Alors qu’entre 10 et 12 millions de Roms vivent aujourd’hui en Europe, beaucoup d’entre eux sont "sous la menace quotidienne d’une expulsion forcée, du harcèlement de la police et d'agressions violentes", constate Amnesty. "La discrimination, les expulsions forcées, la ségrégation et l’éducation de qualité inférieure sont la norme dans de nombreux pays."

Cette situation ne devrait pas être une fatalité, selon Amnesty. Il revient aux Etats et à l’UE d’y pallier. Or, ils seraient défaillants en la matière. "Les conditions dans lesquelles de nombreux Roms sont contraints de vivre constituent un réquisitoire accablant contre la négligence et la discrimination dont font preuve les autorités à leur égard depuis des années. Cependant, loin de reconnaître que cette situation résulte du manque de protection qu'ils accordent aux droits fondamentaux des Roms, certains dirigeants européens préfèrent en rejeter la responsabilité sur les Roms eux-mêmes, les accusant de 'ne pas s'intégrer'." Ainsi, trop souvent, les autorités "se complaisent dans les préjugés qui alimentent la violence contre les Roms en qualifiant ces derniers d'antisociaux et d'indésirables".

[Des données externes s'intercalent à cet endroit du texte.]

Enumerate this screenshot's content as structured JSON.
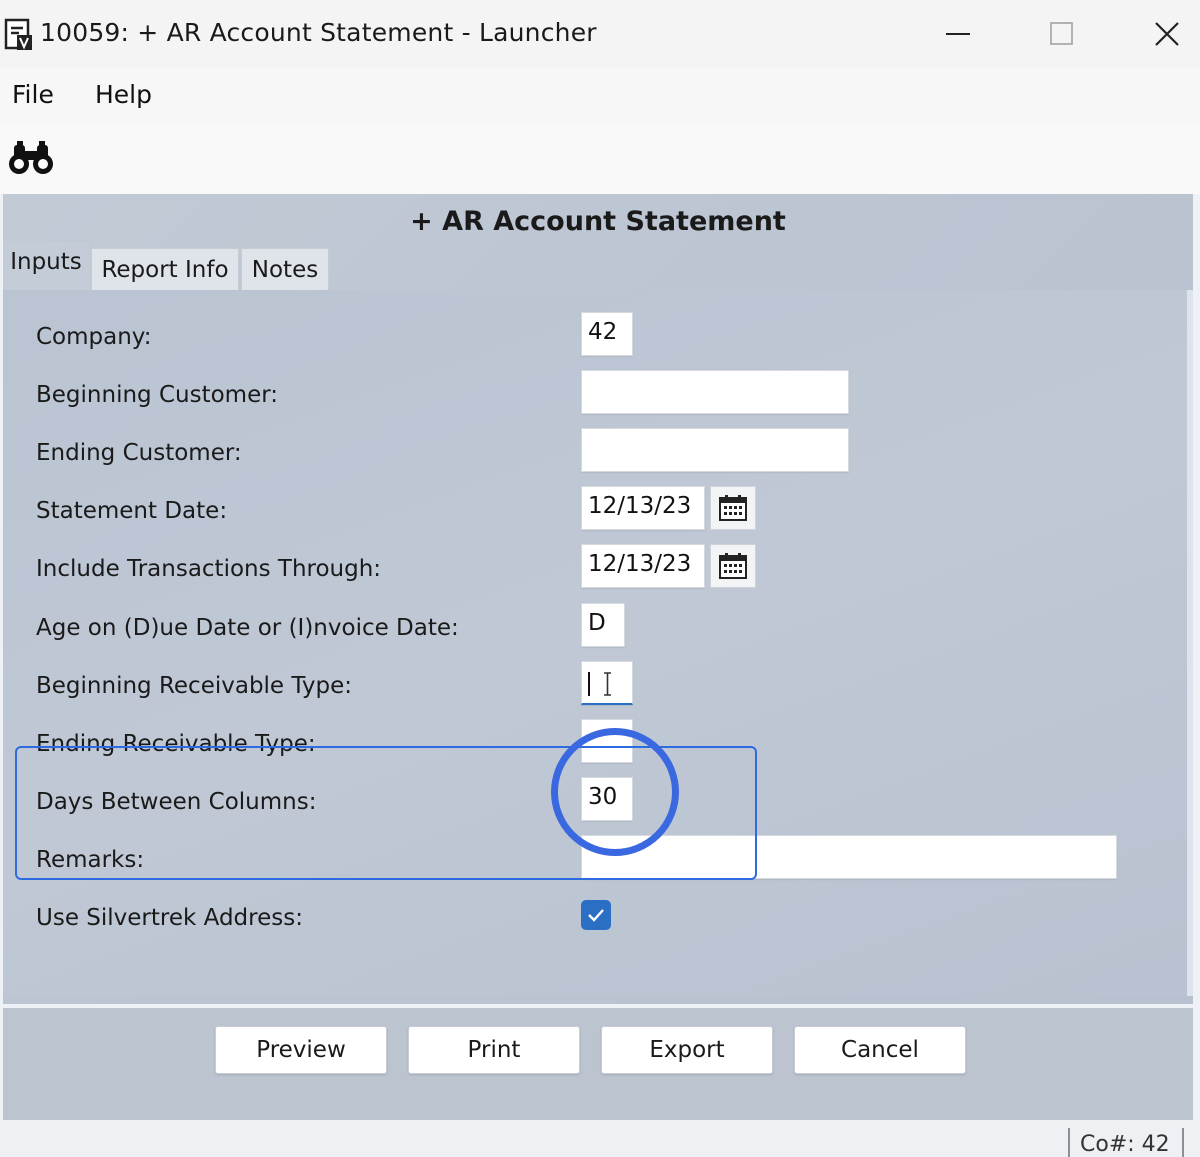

Amnesty International cite à cet égard plusieurs exemples de déclarations pernicieuses de la part de responsables politiques aux affaires. Il cite notamment, le cas hongrois, survenu en mai 2013, du quotidien Magyar Hirlap, qui a reçu une amende de l'autorité hongroise de contrôle des médias pour avoir publié une tribune de Zsolt Bayer, journaliste et co-fondateur du parti au pouvoir en Hongrie, le FIDESZ, dans laquelle ce dernier qualifiait les Roms d'"animaux", "indignes de vivre parmi les êtres humains". "La FIDESZ n'a critiqué que très mollement cette déclaration", souligne Amnesty.

Amnesty International épingle également la commissaire européenne en charge de la justice, des droits fondamentaux et de la citoyenneté, Viviane Reding, au rang des responsables politiques qui ont déjà laissé entendre dans leurs déclarations que les Roms étaient en partie responsables de leur propre exclusion. Ainsi, le 16 janvier 2014, Viviane Reding, a déclaré : "Beaucoup de Roms vivent dans une grande pauvreté, […] ils quittent leurs pays d'origine parce qu'ils n'y ont pas d'avenir. […] Les États membres doivent s'engager [à résoudre ces problèmes], mais les populations roms doivent aussi avoir la volonté de s'intégrer et d'avoir un mode de vie normal", selon les propos cités dans le rapport.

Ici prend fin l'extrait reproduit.